Aún conservo el cuarenta y ocho por ciento de la batería. El joven con miedo a volar se zampa sin reparos la comida cuartelera que las azafatas acaban de ofrecer. Mi culo está malherido. El jazz, actuando como una sutil anestesia, me ha dado sueño.
El vuelo rumbo a mi futuro, por fortuna, continúa su marcha.

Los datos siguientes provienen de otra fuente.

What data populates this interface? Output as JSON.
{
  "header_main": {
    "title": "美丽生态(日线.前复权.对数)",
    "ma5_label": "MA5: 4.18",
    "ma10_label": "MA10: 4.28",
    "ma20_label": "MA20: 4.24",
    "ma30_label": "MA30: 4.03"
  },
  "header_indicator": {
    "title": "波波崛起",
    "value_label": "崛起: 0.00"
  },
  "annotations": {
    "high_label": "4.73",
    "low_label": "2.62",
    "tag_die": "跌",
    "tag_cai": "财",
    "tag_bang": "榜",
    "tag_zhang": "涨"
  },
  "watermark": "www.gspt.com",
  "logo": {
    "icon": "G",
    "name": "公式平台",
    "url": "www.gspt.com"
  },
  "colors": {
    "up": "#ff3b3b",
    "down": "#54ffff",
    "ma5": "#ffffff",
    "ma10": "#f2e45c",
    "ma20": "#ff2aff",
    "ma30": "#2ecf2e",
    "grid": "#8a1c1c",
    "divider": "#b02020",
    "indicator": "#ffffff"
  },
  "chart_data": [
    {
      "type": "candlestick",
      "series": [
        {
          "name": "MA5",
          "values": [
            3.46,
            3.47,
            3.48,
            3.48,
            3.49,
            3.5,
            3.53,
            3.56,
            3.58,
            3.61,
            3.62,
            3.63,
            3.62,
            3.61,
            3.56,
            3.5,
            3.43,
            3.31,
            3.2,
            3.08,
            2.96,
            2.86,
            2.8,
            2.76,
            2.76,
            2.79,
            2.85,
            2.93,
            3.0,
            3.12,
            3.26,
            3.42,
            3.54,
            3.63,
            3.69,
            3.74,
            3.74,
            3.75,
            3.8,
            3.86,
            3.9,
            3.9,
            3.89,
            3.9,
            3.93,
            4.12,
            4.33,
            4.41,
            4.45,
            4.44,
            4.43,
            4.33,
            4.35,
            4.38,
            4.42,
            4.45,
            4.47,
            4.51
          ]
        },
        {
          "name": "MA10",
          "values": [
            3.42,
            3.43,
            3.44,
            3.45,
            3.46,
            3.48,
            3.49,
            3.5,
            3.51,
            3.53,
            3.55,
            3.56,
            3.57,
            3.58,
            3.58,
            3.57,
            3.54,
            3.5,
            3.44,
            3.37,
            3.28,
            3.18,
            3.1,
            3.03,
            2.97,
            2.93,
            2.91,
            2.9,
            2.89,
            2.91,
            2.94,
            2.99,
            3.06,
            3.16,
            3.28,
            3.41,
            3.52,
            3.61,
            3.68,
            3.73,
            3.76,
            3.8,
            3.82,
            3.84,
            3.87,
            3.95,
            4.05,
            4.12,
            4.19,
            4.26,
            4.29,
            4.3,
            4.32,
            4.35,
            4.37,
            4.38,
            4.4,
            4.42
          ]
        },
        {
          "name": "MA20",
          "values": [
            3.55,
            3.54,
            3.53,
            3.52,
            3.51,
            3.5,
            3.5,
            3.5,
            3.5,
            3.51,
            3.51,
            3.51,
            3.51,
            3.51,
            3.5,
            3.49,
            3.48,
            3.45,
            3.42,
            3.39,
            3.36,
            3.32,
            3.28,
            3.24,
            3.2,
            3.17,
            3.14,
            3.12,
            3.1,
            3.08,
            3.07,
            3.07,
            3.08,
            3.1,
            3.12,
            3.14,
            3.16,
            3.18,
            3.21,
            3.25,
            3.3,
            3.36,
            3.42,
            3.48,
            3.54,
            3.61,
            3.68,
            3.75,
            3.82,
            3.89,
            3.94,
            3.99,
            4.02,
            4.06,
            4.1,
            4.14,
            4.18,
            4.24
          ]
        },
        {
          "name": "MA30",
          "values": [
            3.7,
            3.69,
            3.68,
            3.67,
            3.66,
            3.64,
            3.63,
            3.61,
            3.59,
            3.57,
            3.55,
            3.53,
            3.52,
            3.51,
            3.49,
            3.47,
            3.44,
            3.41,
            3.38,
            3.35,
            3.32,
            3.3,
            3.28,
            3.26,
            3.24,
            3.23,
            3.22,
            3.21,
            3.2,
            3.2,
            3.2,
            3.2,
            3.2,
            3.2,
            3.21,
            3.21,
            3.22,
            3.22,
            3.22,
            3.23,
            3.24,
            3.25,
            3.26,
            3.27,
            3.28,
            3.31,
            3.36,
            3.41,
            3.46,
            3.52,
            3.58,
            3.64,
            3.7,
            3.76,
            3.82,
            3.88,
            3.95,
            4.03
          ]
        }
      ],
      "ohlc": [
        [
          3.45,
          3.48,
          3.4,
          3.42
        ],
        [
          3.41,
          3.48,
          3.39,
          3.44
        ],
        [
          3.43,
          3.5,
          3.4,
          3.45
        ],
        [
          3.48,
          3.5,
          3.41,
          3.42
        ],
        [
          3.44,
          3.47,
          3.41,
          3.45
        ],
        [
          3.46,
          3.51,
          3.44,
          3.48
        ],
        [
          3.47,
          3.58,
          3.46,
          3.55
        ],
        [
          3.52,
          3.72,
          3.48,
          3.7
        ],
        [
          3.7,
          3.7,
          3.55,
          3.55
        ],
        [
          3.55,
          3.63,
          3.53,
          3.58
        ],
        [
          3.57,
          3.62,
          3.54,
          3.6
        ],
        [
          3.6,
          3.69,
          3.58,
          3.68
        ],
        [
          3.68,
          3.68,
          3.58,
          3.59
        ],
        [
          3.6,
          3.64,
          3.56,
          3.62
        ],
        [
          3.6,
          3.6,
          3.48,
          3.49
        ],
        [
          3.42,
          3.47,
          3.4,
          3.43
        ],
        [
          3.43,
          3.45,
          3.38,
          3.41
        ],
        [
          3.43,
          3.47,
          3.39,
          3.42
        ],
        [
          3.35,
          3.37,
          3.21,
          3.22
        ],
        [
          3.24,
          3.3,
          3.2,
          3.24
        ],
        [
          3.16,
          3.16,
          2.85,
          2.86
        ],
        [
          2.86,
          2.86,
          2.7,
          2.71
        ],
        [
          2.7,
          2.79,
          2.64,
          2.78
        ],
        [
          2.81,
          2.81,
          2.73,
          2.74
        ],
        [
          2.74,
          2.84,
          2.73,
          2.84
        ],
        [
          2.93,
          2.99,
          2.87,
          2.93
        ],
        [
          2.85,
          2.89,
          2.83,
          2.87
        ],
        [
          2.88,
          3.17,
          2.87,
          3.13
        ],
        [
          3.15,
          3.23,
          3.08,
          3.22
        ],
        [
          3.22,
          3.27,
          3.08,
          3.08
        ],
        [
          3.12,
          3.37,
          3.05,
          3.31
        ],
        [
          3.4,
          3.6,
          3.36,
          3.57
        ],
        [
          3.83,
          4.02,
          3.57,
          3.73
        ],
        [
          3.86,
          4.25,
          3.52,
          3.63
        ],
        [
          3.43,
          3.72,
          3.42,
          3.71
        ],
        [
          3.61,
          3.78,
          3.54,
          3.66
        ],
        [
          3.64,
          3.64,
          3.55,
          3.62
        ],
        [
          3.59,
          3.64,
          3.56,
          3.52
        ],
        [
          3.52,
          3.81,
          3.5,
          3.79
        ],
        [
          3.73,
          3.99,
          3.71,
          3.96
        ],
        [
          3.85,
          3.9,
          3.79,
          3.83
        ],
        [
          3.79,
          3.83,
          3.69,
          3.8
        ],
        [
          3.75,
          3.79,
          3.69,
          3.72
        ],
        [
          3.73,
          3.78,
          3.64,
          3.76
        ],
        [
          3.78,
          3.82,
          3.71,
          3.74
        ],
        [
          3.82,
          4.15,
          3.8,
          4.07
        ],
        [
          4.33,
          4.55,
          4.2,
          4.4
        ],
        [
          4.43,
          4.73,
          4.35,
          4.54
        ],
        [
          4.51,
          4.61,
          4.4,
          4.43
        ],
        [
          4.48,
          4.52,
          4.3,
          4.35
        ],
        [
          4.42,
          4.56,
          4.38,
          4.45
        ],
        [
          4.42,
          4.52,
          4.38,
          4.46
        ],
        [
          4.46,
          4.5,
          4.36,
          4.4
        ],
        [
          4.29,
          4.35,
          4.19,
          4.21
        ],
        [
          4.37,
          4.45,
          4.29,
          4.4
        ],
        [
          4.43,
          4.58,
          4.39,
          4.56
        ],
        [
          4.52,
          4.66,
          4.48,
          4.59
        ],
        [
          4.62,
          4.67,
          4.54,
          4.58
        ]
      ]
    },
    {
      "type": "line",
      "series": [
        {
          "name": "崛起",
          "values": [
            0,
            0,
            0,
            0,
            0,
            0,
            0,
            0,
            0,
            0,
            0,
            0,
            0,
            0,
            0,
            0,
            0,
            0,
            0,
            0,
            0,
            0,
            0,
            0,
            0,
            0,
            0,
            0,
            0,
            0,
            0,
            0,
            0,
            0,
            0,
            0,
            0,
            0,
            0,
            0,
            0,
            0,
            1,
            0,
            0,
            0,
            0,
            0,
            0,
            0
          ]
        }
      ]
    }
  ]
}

jueves, 2 de noviembre de 2017

La Cicatriz


Estoy, quién lo diría, en la mera Cicatriz. Para curarme, he pedido un café espresso y un panqué de calabaza con jengibre. La Cicatriz es una cafetería sencilla plagada de modernidad como el resto de negocios que están aflorando en la plaza Washington; a dos pasos del museo de cera y del hotel que me da cobijo cada vez que arribo a Ciudad de México. También han abierto negocios de ropa vintage, chocolaterías con todo tipo de chocolates mexicanos, galerías de arte y diversos restaurantes. 
El terremoto de hace una semanas tuvo la deferencia de respetar esta pequeña plaza, no así a varios edificios que se ven sensiblemente deteriorados a pocas cuadras de aquí. 
Estoy en la Cicatriz lamiendo mi propia cicatriz escuchando de fondo una música balsámica. El pay de calabaza y el café no me producen suficiente alivio. El terremoto interno que he sobrellevado estos últimos meses ha generado en mí una nueva cicatriz. Subsistimos, por tanto, coleccionando cicatrices que intentamos disimular con diferentes tipos de maquillajes. 
La Ciudad de México intenta sobrellevar su ultima cicatriz con dignidad, como lleva el resto de cicatrices que le confieren ese carácter de superviviente. Tal vez por eso me siento en esta ciudad como pez en el agua. Pese al smog, pese a su conocida y magnificada inseguridad, pese a su caótico devenir. 
La Cicatriz, a estas tempranas horas de la mañana, se encuentra aún poco concurrida. Sus paredes desconchadas, su techo de ladrillo rojo entre vigas de acero, y su suelo de cemento, esperan con paciencia infinita la llegada de los clientes que otorgan sentido a su existencia.
En la puerta, luce una simpática calabaza de Halloween. Una pareja de chicas se hablan con embeleso acariciando sus manos de manera disimulada, como queriendo evitar lo inevitable. Una fuente arroja un agua que da infinitas vueltas en un misterioso circuito cerrado que atrapa a todo aquel que la mira. 
El circuito cerrado de esa fuente, en la misma puerta de la Cicatriz, no es otra cosa que una metáfora de nuestra propia existencia.
Un perro le ladra a la calabaza, o más bien a la vela que incansablemente crepita en su interior. 
La gente de bien, a estas horas, se ocupa sacando a pasear a sus perros. Pasean perros para ocultar su cicatriz. 
La vida, como esta plaza, como esta ciudad, como cada una de nuestras historias personales, está plagada de cicatrices.